Des circonstances incroyables, pour un mariage tout aussi incroyable.
Dans la neige
Dans une petite ville allemande du Moyen Age, tout près de la frontière polonaise, une petite communauté juive va recevoir, en pleine nuit glaciale, la visite inquiétante d’un étranger. De quoi raviver les craintes, vives et légitimes, d’un peuple martyrisé depuis si longtemps… Un nouveau drame se prépare-t-il ? Cette communauté peut-elle espérer un jour vivre autrement que dans l’inquiétude perpétuelle ?

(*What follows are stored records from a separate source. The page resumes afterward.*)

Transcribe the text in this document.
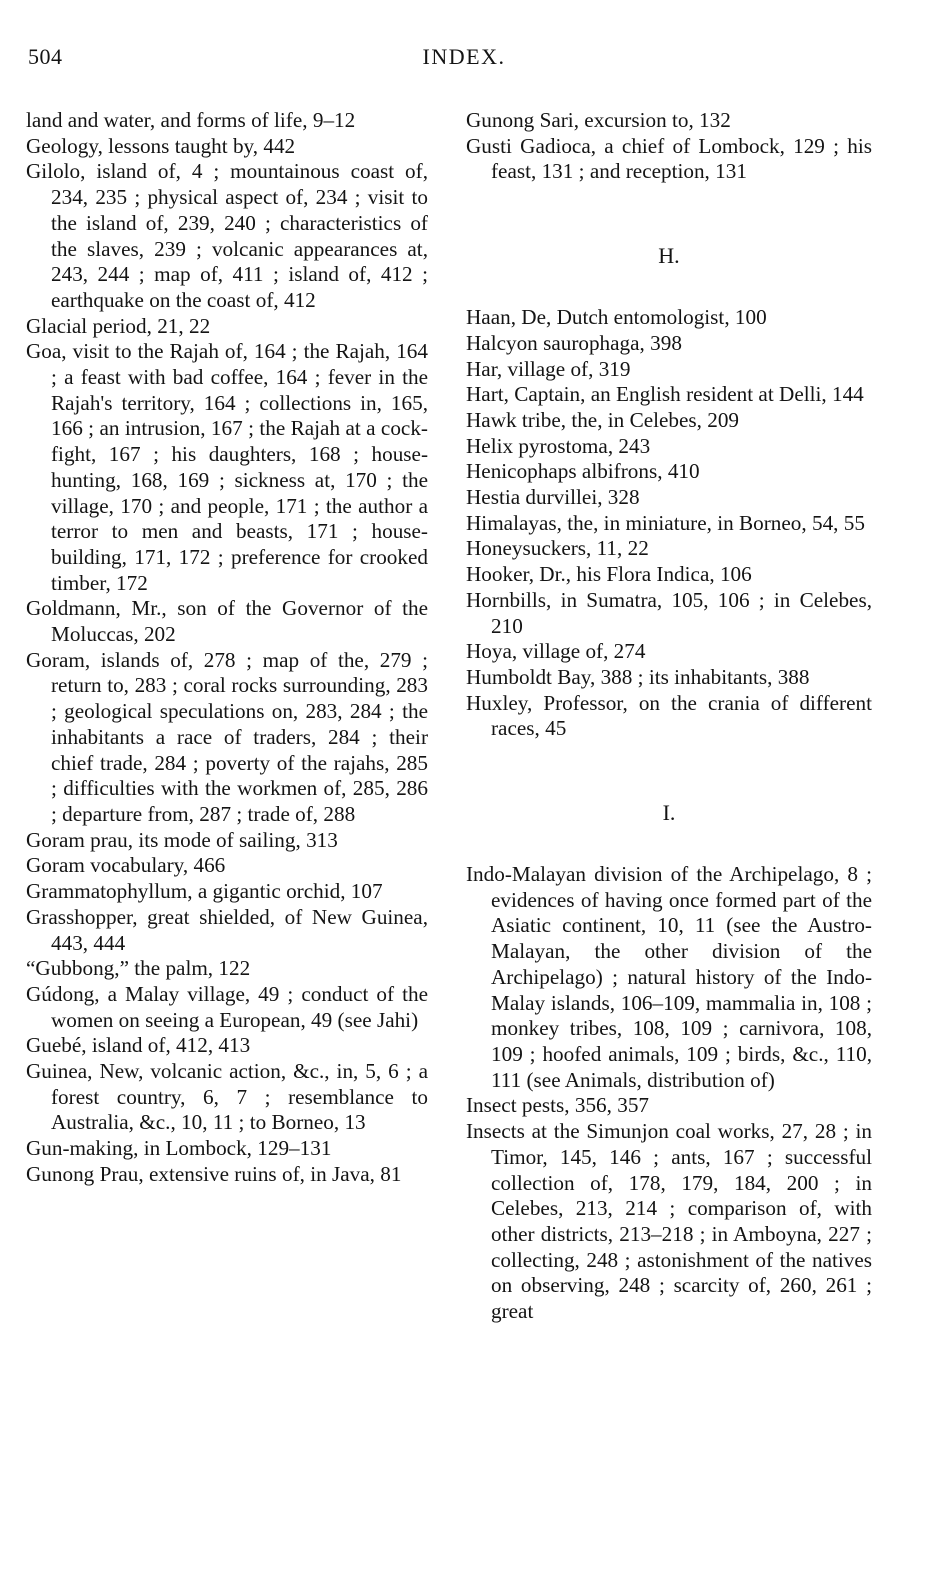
504	INDEX.

land and water, and forms of life, 9–12

Geology, lessons taught by, 442

Gilolo, island of, 4 ; mountainous coast of, 234, 235 ; physical aspect of, 234 ; visit to the island of, 239, 240 ; characteristics of the slaves, 239 ; volcanic appearances at, 243, 244 ; map of, 411 ; island of, 412 ; earthquake on the coast of, 412

Glacial period, 21, 22

Goa, visit to the Rajah of, 164 ; the Rajah, 164 ; a feast with bad coffee, 164 ; fever in the Rajah's territory, 164 ; collections in, 165, 166 ; an intrusion, 167 ; the Rajah at a cock-fight, 167 ; his daughters, 168 ; house-hunting, 168, 169 ; sickness at, 170 ; the village, 170 ; and people, 171 ; the author a terror to men and beasts, 171 ; house-building, 171, 172 ; preference for crooked timber, 172

Goldmann, Mr., son of the Governor of the Moluccas, 202

Goram, islands of, 278 ; map of the, 279 ; return to, 283 ; coral rocks surrounding, 283 ; geological speculations on, 283, 284 ; the inhabitants a race of traders, 284 ; their chief trade, 284 ; poverty of the rajahs, 285 ; difficulties with the workmen of, 285, 286 ; departure from, 287 ; trade of, 288

Goram prau, its mode of sailing, 313

Goram vocabulary, 466

Grammatophyllum, a gigantic orchid, 107

Grasshopper, great shielded, of New Guinea, 443, 444

“Gubbong,” the palm, 122

Gúdong, a Malay village, 49 ; conduct of the women on seeing a European, 49 (see Jahi)

Guebé, island of, 412, 413

Guinea, New, volcanic action, &c., in, 5, 6 ; a forest country, 6, 7 ; resemblance to Australia, &c., 10, 11 ; to Borneo, 13

Gun-making, in Lombock, 129–131

Gunong Prau, extensive ruins of, in Java, 81

Gunong Sari, excursion to, 132

Gusti Gadioca, a chief of Lombock, 129 ; his feast, 131 ; and reception, 131

H.

Haan, De, Dutch entomologist, 100

Halcyon saurophaga, 398

Har, village of, 319

Hart, Captain, an English resident at Delli, 144

Hawk tribe, the, in Celebes, 209

Helix pyrostoma, 243

Henicophaps albifrons, 410

Hestia durvillei, 328

Himalayas, the, in miniature, in Borneo, 54, 55

Honeysuckers, 11, 22

Hooker, Dr., his Flora Indica, 106

Hornbills, in Sumatra, 105, 106 ; in Celebes, 210

Hoya, village of, 274

Humboldt Bay, 388 ; its inhabitants, 388

Huxley, Professor, on the crania of different races, 45

I.

Indo-Malayan division of the Archipelago, 8 ; evidences of having once formed part of the Asiatic continent, 10, 11 (see the Austro-Malayan, the other division of the Archipelago) ; natural history of the Indo-Malay islands, 106–109, mammalia in, 108 ; monkey tribes, 108, 109 ; carnivora, 108, 109 ; hoofed animals, 109 ; birds, &c., 110, 111 (see Animals, distribution of)

Insect pests, 356, 357

Insects at the Simunjon coal works, 27, 28 ; in Timor, 145, 146 ; ants, 167 ; successful collection of, 178, 179, 184, 200 ; in Celebes, 213, 214 ; comparison of, with other districts, 213–218 ; in Amboyna, 227 ; collecting, 248 ; astonishment of the natives on observing, 248 ; scarcity of, 260, 261 ; great
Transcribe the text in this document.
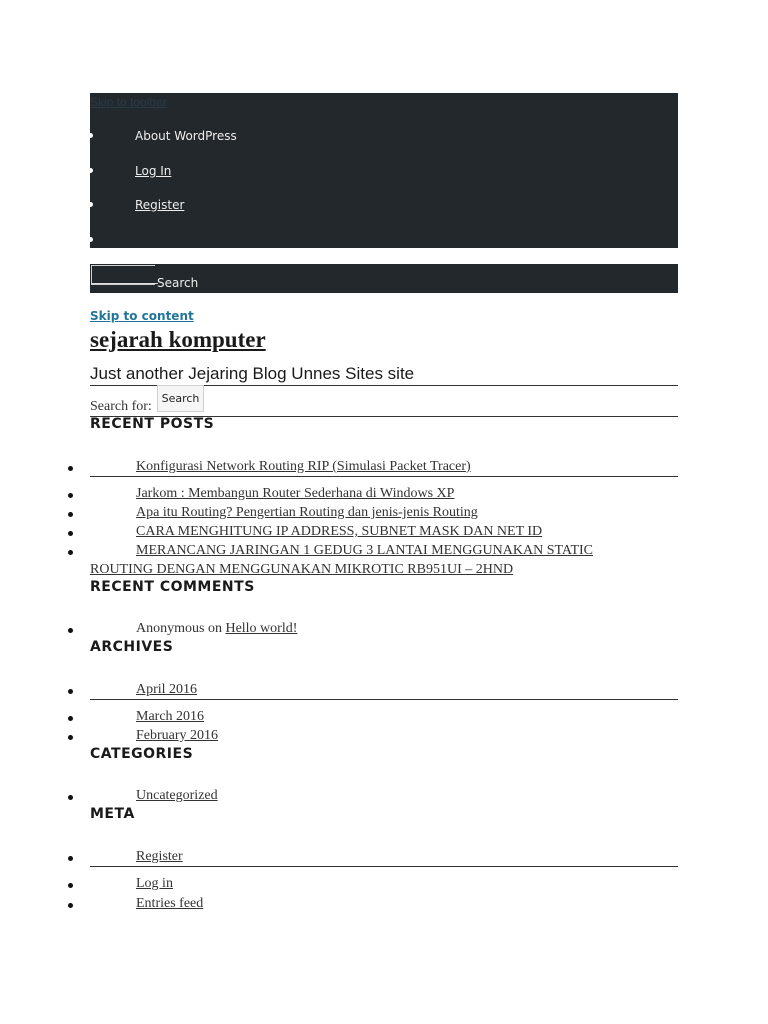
Skip to toolbar
About WordPress
Log In
Register
Search
Skip to content
sejarah komputer
Just another Jejaring Blog Unnes Sites site
Search for:
Search
RECENT POSTS
Konfigurasi Network Routing RIP (Simulasi Packet Tracer)
Jarkom : Membangun Router Sederhana di Windows XP
Apa itu Routing? Pengertian Routing dan jenis-jenis Routing
CARA MENGHITUNG IP ADDRESS, SUBNET MASK DAN NET ID
MERANCANG JARINGAN 1 GEDUG 3 LANTAI MENGGUNAKAN STATIC
ROUTING DENGAN MENGGUNAKAN MIKROTIC RB951UI – 2HND
RECENT COMMENTS
Anonymous on Hello world!
ARCHIVES
April 2016
March 2016
February 2016
CATEGORIES
Uncategorized
META
Register
Log in
Entries feed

La légende de la troisième colombe
Retour au temps de l’arche de Noë. L’épisode avec les deux premières colombes est connu. Mais qu’en est-il de la troisième colombe, s’interroge Stefan Zweig, qui imagine alors ce qu’a pu être son itinéraire. Une légende très très courte, qui a moins d’intérêt et de caractère que les six autres nouvelles du recueil, mais qui est l’occasion pour notre auteur d’exprimer l’une de ses idées de prédilection…
La croix
Déjà présentée dans un précédent volet, cette courte nouvelle a été écrite en 1906 par le jeune Stefan Zweig, tout juste âgé de 25 ans. Une époque où il n’était pas encore le pacifiste convaincu qu’il sera plus tard, lorsque les horreurs de la guerre l’auront saisi au plus profond.
Le présent récit, écrit par le jeune passionné d’histoire de France qui sera bientôt l’auteur de la monographie sur Joseph Fouché, se déroule durant la guerre d’Espagne, menée par Napoléon. Il met en scène un colonel qui va être victime, en compagnie de son unité, d’une escarmouche durant laquelle il va être laissé pour mort après avoir chuté et s’être cogné la tête lourdement contre un arbre. A son réveil, il se retrouve seul, en territoire hostile.
Une situation angoissante, tel qu’on peut l’imaginer, et durant laquelle on retient son souffle… Une narration rythmée et dans un style agréable, servi par un vocabulaire assez riche.
Au bord du lac Léman
Par une nuit d’été de 1918, un homme nu allongé sur une petite embarcation rudimentaire, est sorti du lac Léman par un pêcheur. Que peut-il bien faire là  ? Qu’est-ce qui a pu le mener dans une telle situation bien improbable ?
Un contexte dramatique dont on ne va pas tarder à connaître l’origine et l’aboutissement.
La contrainte
En pleine guerre mondiale, en Suisse, un artiste profondément tourmenté, qui avait été exempté, reçoit par courrier ce qu’il redoutait : une convocation à venir subir un nouvel examen de sa situation.
Va-t-il devoir se soumettre et partir pour le front ? Va-t-il résister et se comporter, comme l’y enjoint avec insistance et détermination son épouse, en être libre, refusant la force et le caractère impersonnel des injonctions de l’Etat, cette affreuse machine à broyer de l’humain, réduit au simple état de chair à canon, quelles que soient les convictions profondes de celui-ci ?
Un terrible dilemme qui va le ravager. Tiraillé entre la peur et le caractère inflexible de cette femme aimante qui l’enjoint de ne pas obéir, une tension extrême va se manifester sous nos yeux. Un thème particulièrement cher à Stefan Zweig, qui a vécu à l’époque des deux grandes guerres, et dont on sait jusqu’à quel point il en a été affecté, choisissant la terrifiante issue que l’on connaît.
Un recueil puissant, fruit du talent accompli d’un auteur à son apogée.
— Stefan Zweig, Un mariage à Lyon, Le livre de poche, janvier 1996, 152 pages.